Holmes, Basil II and the Governance of Empire (976-1025)
Annotation author: Guthier, Sophia Sonja
Book author: Holmes, Catherine

Catherine Holmes, Basil II and the Governance of Empire (976-1025)(Oxford Studies in Byzantium), Oxford 2005

Dr. Catherine Holmes is a historian who specializes in the politics and culture of the Mediterranean world, including Byzantium, between the tenth and early fifteenth centuries. She is particularly interested in frontiers, in relations between different religious and ethnic groups, in comparative political culture, and in the Global Middle Ages. Together with Naomi Standen (Professor of Medieval History at Birmingham and a historian of medieval China), she has led a large network of scholars in an AHRC-funded network project ‘Defining the Global Middle Ages’ (2012-15). She is also involved in another collaborative cross-cultural project which examines political culture in the medieval West, Byzantium, and the Islamic world.

Holmes’ work Basil II and the Governance contains 8 chapters, divided in four parts: The opening chapter lays bare the bones of the modern models and the medieval evidence relating to Basil’s reign. Above all, this chapter demonstrates the extent to which a very narrow reading of Michael Psellos’ account of Basil’s reign dominates the modern historiography.  Holmes compiles and briefly discusses all the available medieval sources for his reign.

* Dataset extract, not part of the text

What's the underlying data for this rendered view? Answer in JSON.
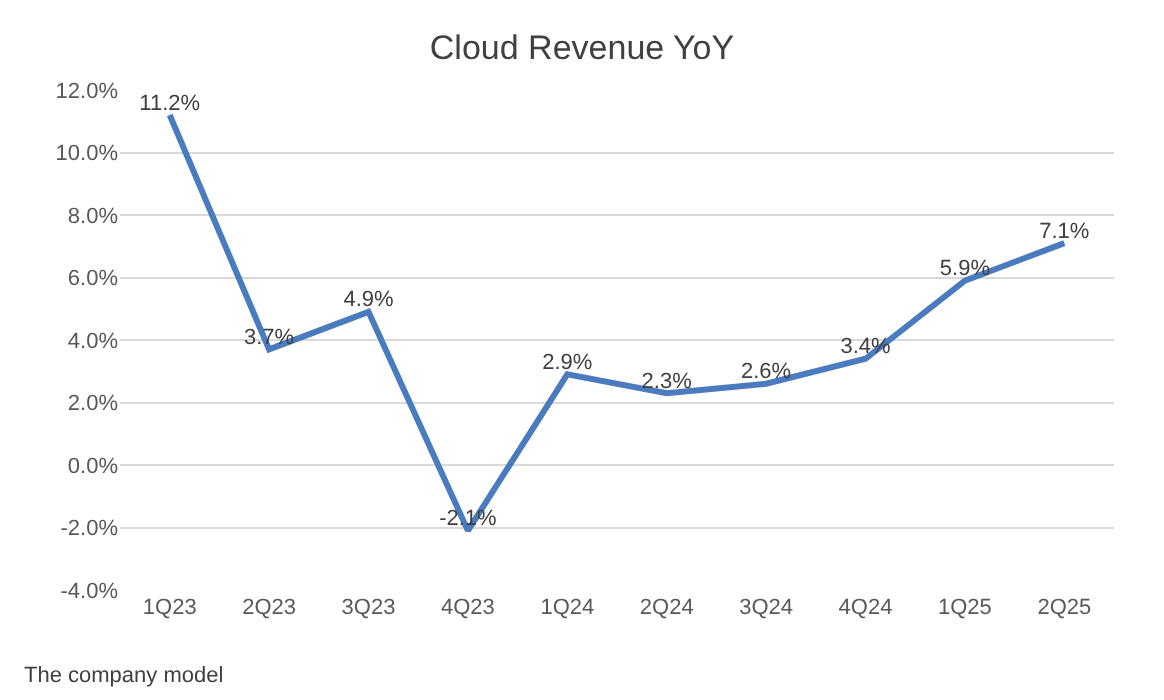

The second part (chapters 2 to 4) is a detailed discussion of the late eleventh-century Synopsis Historion by John Skylitzesand its treatment of the reign of Basil II: In chapter 2, Holmes summarizes and analyses the small, scattered body of scholarship which has been dedicated to this author and his text. In chapter 3 she presents a detailed textual analysis of Skylitzes’ use of source materials. Then (chapter 4) she explores the literary, social, and political contexts behind the Synopsis Historion.

In the third part (chapters 6 and 7), Holmes moves on to use the historiographical analysis established in chapters 1 to 5 to construct a picture of governance in Basil’s Byzantium which more accurately reflects later tenth and early eleventh century political and administrative realities. These chapters are primarily concerned with the exercise of political authority in three frontier regions of Byzantium: the east, the Balkans, and southern Italy.

In Holmes’s view these two themes are related because the ‘distorting mirror’ of medieval Greek historiography on Basil’s reign makes it necessary to construct a ‘picture of governance’ which more accurately reflects later tenth and early eleventh century political and administrative ‘realities’. This, she says, may best be done by comparing the evidence of other surviving medieval historiographies (in practice this means material in Latin, Arabic, Armenian, Georgian and Syriac) with that of other written sources (saints’ lives, letters, military handbooks) and, particularly, with sources provided by the sigillographic record.

In the fourth part (chapter 8) Holmes proposes her own ‘reconstruction’ of the period in light of the findings.

Holmes’ Basil II and the Governance of Empire is an excellent book, in which she presents a well-argued summary of where ‘problem areas’ in the study of Basil II remain. This book may be considered compulsive reading for anyone, that is interested in the field of Basil II’s Governance from 976 to 1025.